Dr. Subhan mengatakan, secara konstitusional Polri merupakan alat negara yang bertanggung jawab langsung kepada Presiden. Karena itu, pemahaman publik terkait posisi Polri perlu diluruskan agar tidak terjadi kesimpangsiuran informasi, terutama di tengah dinamika media digital.
“Polri berada di bawah Presiden Republik Indonesia adalah ketentuan yang jelas dalam sistem ketatanegaraan kita. Penegasan ini penting agar tidak muncul tafsir yang keliru dan berpotensi mengganggu stabilitas nasional,” kata Dr. Subhan di Bengkulu, Selasa.
Menurut dia, stabilitas keamanan dan kepastian hukum merupakan fondasi penting bagi pembangunan nasional, termasuk di bidang pendidikan, ekonomi, dan kehidupan sosial masyarakat. Kejelasan posisi Polri akan memperkuat kepercayaan publik terhadap institusi penegak hukum.

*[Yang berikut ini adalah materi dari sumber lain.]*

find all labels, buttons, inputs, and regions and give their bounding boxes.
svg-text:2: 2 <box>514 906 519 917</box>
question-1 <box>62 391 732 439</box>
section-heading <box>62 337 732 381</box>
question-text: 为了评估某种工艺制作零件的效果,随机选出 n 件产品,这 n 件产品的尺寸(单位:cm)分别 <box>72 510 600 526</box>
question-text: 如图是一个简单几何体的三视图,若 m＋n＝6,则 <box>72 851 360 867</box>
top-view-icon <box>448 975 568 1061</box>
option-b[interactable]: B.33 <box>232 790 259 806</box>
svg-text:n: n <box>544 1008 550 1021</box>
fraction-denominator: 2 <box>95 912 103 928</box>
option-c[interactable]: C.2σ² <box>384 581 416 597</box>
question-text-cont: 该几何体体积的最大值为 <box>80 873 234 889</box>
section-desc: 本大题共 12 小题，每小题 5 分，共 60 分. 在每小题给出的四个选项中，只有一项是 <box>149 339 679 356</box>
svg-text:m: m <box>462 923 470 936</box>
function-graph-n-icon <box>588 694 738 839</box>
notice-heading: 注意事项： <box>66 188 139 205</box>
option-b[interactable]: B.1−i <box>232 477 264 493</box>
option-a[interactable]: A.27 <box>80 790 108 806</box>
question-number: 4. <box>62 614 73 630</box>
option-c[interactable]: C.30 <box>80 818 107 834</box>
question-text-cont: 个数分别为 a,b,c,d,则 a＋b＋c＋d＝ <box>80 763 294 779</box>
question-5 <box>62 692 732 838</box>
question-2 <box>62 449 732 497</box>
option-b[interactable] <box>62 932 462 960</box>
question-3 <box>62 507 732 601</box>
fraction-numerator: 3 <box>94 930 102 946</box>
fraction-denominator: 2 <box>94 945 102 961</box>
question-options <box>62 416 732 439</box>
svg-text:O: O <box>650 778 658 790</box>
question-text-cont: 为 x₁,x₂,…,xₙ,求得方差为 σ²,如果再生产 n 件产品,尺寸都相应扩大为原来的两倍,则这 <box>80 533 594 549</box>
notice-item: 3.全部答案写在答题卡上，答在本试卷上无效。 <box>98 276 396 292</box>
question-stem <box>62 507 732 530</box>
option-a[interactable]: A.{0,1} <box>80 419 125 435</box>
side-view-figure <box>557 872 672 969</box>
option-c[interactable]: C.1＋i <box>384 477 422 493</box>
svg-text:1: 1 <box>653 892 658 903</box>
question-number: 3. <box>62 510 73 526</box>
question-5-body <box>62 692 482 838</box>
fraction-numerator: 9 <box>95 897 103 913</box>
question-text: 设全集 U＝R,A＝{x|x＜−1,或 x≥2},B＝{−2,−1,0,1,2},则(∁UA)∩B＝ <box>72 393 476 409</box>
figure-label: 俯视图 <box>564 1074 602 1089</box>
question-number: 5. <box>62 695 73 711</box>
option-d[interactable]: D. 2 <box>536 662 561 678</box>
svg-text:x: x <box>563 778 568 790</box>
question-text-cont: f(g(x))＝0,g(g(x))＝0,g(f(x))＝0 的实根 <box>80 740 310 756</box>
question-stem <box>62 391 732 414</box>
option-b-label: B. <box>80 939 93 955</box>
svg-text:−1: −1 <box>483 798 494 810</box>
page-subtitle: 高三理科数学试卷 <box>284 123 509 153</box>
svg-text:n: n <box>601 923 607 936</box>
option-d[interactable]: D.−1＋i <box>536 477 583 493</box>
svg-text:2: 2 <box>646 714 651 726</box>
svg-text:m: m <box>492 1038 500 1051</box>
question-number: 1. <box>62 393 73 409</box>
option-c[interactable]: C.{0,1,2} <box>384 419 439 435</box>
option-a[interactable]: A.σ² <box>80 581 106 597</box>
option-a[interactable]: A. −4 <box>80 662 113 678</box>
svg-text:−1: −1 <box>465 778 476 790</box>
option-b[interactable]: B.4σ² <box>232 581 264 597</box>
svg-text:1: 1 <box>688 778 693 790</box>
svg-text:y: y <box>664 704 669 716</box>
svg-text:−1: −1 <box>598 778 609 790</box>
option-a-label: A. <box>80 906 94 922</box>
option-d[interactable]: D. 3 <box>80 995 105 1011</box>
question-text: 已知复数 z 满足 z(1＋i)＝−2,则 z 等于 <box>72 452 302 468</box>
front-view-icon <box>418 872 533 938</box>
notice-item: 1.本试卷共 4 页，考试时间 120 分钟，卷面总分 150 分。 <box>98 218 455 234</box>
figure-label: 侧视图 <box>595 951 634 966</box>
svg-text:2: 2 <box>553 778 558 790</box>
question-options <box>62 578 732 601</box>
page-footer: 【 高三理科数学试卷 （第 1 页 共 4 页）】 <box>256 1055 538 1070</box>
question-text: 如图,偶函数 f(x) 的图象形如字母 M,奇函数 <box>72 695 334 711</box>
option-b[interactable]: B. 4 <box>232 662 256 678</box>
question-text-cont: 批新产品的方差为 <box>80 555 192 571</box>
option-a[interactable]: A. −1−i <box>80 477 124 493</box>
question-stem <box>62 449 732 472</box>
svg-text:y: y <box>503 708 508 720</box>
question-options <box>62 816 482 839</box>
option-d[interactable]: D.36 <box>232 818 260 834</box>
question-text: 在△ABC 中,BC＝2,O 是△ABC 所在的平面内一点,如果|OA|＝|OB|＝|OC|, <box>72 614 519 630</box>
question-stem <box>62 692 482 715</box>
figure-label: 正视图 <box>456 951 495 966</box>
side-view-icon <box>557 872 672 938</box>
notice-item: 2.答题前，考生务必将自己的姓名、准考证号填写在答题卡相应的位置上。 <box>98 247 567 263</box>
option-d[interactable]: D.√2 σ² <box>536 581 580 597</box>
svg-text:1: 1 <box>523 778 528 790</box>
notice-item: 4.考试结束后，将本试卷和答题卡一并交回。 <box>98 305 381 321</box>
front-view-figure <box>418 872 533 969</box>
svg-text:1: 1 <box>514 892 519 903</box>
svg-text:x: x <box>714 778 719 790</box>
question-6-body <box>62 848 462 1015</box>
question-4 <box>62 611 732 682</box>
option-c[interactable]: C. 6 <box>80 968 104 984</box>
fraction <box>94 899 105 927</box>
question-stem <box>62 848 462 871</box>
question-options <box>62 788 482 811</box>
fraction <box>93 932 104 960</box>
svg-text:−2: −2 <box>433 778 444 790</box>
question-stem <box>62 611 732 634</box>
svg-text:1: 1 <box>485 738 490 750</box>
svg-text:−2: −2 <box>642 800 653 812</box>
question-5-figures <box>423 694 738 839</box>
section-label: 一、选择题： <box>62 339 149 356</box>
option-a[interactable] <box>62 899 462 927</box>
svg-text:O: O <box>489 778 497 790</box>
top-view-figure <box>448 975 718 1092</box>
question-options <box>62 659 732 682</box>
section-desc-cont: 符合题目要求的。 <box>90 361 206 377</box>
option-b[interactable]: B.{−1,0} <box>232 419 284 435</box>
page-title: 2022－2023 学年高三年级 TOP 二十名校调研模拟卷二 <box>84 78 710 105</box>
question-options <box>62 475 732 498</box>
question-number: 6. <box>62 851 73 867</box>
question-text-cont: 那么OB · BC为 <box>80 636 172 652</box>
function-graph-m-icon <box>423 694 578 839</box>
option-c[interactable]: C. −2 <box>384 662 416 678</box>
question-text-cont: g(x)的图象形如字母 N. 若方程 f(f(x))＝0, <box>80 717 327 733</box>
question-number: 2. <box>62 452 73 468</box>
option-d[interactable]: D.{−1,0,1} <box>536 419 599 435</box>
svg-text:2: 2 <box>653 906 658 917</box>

Sebagai akademisi, Dr. Subhan menilai peran perguruan tinggi dan media sangat strategis dalam memberikan edukasi politik dan konstitusi kepada masyarakat. Informasi yang disampaikan harus utuh, berimbang, dan berbasis pada ketentuan hukum yang berlaku.
“Media dan kalangan akademisi memiliki tanggung jawab moral untuk mencerdaskan kehidupan bangsa. Isu-isu kelembagaan negara harus disampaikan secara objektif agar tidak menimbulkan kegaduhan di ruang publik,” ujarnya.
Ia menambahkan, dukungan terhadap Polri tidak berarti mengurangi fungsi kontrol publik, melainkan memperkuat sinergi antar elemen bangsa dalam menjaga keamanan, ketertiban, dan keutuhan Negara Kesatuan Republik Indonesia.
STIESNU Bengkulu, lanjut Dr. Subhan, berkomitmen untuk terus mendorong penguatan nilai-nilai konstitusi, demokrasi, dan supremasi hukum melalui pendidikan dan kajian akademik, sekaligus mendukung terciptanya kehidupan berbangsa dan bernegara yang stabil dan harmonis.